Solid nodules are more likely to be malignant (11,14). In our study 41 of 62 solid nodules (66.1%) were malignant. Additionally, it should be noted that when the cystic component of a mixed nodule was very small (i.e., 1 to 2 mm), the pattern of enhancement could be homogenous. The three nodules in our study with these small echo-free areas that showed homogeneous enhancement were benign.
The enhancement patterns of CEUS in solid thyroid nodules provided valuable information. Our study found that in solid nodules, ring enhancement was strongly associated with a benign diagnosis (PPV 94.1%) and heterogeneous enhancement was associated with malignancy (PPV 92.5%). Research of enhancement patterns of thyroid nodules is at an early stage. There is no established standard for the patterns of enhancement so far, and thus it is difficult to compare the results of different studies. In our study, only one benign thyroid nodule showed no enhancement, a goiter with old hemorrhage, whereas microbubble echoes could be detected from all the malignant solid nodules. However, in the study by Bartolotta et al. (8) from September 2003 to July 2004, 4 out of 13 malignant nodules showed no enhancement. The reason for the difference in findings could be that the imaging technique of CEUS has improved or that calcification in a thyroid nodule may affect CEUS imaging.
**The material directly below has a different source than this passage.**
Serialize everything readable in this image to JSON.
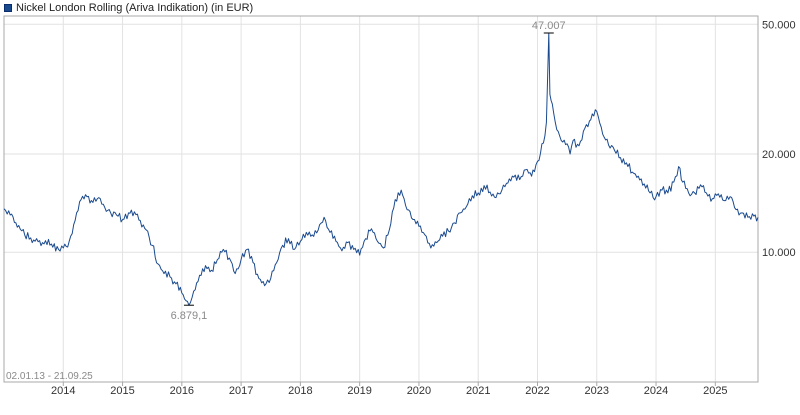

Pathological changes and angiogenesis are the fundamental reasons for different CEUS patterns (15). The differences in CEUS patterns of thyroid nodules may reflect differences in perfusion between benign and malignant nodules. The mechanism may be that the growth of malignant nodules is more heterogeneous than that of benign nodules and that the blood distribution is more imbalanced, with areas of rich and poor microvasculature coexisting. Additionally, malignant nodules contain regions of complicated morphological collagen degeneration, which have either no small vessels or vessels whose caliber is so small that microbubbles cannot enter, resulting in heterogeneous enhancement. For thyroid nodules, heterogeneous enhancement should be an indication for fine-needle aspiration or core biopsy to confirm the diagnosis.
Conclusion
In conclusion, this initial study suggested that CEUS enhancement patterns were different in benign and malignant lesions, and that ring enhancement was very helpful to identify benign lesions, whereas heterogeneous enhancement was helpful to detect malignant lesions. CEUS has been shown to potentially be a valuable adjunct to baseline conventional US in the characterization of thyroid nodules. This study was a preliminary exploration of CEUS in the thyroid lesions, and the results need to be assessed by further research in the field.
Footnotes
Acknowledgments
This study was supported by a grant from the National Hi-Tech Research and Development Scheme (National 863 Project; 2006AA02Z4B3). The authors thank Department of Surgery in PUMCH for their valuable help and encouragement. We also thank Drs. Weisheng Gao and Yuewu Liu for their contribution of subjects and Dr. Patrick O'Kane for editing the article.
Disclosure Statement
The authors declare that no competing financial interests exist.